Not that it matters, as you've already indicated what you were looking for in an answer, but it's worth pointing out that for a long time and even until the early 19th Century, religious motives were often the principal driving force behind Scientific progress. It was only really the advent of Evolution that shook this up. Physics and chemistry, after all, are about understanding how the Universe works and how materials within it interact, but neither really gives a hoot about how these things came to be, and you can just as well pretend that it was deliberate as it was an accident of nature. It's only when you come to questioning biological history, and humanity's emergence from it, that religion and science truly come into conflict, for what better rebuttal is there to the statement that "God created man in His own image" than to say that actually we were just as much an accident of evolution?
Before then, in the Christian World at least, Scientific and Religious authorities were occasionally the same, and the greatest centres of learning were monasteries, or churches, or otherwise strongly religious in nature; charges of Heresy generally related to *other* aspects of scientific works. Galileo would probably not have got into as much trouble as he did had he not presented his works with deliberate and transparent insults at leading religious figures, for example.

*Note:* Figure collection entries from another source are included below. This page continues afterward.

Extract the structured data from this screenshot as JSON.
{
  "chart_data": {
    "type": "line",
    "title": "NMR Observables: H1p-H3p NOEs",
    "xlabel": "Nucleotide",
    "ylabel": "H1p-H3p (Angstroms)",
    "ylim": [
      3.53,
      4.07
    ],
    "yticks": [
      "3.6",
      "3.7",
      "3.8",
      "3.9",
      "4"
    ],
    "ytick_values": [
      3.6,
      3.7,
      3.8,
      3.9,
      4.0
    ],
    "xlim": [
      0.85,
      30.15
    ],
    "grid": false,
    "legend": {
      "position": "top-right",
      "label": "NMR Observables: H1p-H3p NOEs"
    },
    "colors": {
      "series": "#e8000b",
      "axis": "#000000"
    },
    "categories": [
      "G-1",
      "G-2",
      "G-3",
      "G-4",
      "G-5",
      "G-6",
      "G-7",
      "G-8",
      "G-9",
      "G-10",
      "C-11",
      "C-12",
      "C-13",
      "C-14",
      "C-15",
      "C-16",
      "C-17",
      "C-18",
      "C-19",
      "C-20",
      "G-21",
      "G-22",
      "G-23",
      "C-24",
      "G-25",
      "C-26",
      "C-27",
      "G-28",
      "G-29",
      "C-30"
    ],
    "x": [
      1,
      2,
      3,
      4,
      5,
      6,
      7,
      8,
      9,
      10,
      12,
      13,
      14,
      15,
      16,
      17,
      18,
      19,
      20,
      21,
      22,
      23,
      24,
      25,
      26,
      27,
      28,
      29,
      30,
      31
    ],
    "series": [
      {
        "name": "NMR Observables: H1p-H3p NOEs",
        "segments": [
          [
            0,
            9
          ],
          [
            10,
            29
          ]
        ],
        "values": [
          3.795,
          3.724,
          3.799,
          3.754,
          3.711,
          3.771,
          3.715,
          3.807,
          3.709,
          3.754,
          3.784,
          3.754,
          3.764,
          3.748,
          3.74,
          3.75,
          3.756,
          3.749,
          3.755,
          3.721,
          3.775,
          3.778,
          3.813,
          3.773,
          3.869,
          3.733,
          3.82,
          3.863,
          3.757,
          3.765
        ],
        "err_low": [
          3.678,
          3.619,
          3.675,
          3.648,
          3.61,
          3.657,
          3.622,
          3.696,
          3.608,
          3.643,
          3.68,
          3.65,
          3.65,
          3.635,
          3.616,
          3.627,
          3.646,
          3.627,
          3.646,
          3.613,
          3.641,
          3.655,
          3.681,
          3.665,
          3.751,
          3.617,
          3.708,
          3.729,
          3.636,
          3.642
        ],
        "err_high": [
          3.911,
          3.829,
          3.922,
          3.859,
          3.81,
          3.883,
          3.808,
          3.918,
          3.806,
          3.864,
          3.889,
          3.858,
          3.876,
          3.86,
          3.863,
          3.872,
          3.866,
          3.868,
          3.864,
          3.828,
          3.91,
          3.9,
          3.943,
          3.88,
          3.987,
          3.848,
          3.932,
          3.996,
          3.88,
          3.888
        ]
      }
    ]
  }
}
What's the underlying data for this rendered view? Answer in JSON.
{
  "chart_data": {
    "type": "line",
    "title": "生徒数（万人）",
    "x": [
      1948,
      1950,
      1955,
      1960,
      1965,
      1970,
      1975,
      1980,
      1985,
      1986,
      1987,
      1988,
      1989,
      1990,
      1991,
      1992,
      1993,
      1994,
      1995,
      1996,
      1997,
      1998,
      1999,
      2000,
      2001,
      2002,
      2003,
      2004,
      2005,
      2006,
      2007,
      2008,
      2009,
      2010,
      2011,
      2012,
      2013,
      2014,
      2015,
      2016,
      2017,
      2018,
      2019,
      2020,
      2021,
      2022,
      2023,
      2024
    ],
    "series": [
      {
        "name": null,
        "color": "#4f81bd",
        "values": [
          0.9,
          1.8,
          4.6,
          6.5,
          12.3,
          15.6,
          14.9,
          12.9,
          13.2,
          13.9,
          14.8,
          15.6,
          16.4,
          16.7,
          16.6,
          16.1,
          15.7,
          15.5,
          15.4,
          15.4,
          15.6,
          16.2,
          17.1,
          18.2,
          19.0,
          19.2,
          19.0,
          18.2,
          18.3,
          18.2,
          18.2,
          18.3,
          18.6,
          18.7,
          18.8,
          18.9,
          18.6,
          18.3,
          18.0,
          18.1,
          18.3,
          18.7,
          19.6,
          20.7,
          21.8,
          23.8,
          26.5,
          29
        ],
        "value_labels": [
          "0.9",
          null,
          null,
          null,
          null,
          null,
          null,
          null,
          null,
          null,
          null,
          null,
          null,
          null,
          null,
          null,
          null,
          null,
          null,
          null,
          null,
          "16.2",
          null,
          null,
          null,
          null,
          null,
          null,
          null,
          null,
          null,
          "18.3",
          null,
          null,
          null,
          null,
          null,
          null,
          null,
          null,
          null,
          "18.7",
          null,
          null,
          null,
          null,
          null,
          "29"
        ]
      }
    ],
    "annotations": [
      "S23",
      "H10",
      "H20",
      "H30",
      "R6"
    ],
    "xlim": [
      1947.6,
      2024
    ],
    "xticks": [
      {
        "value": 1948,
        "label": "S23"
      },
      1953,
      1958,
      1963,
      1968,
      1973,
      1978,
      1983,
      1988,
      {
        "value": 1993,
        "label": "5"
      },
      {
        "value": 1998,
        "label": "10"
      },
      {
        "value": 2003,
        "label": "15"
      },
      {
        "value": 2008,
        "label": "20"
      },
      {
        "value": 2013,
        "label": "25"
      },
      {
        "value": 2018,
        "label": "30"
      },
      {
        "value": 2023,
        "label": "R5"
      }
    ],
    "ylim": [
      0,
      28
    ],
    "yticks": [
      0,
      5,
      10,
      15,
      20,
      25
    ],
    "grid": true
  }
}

In the Muslim world, too, Science and religion got on incredibly well, until maybe the 15th century or so. Again, it was a fundamentalist reactionary group that ruined the relationship. It's true that a fanatical devotion to a God destroys any meaningful effort to understand the world, but it's equally true that all of the World's major religions have managed at one time or another to *not* get in the way of progress and even drive it forward faster.
In the end, it's when religion gets mixed up with politics and power that it starts screwing the world over, rather than religion in and of itself.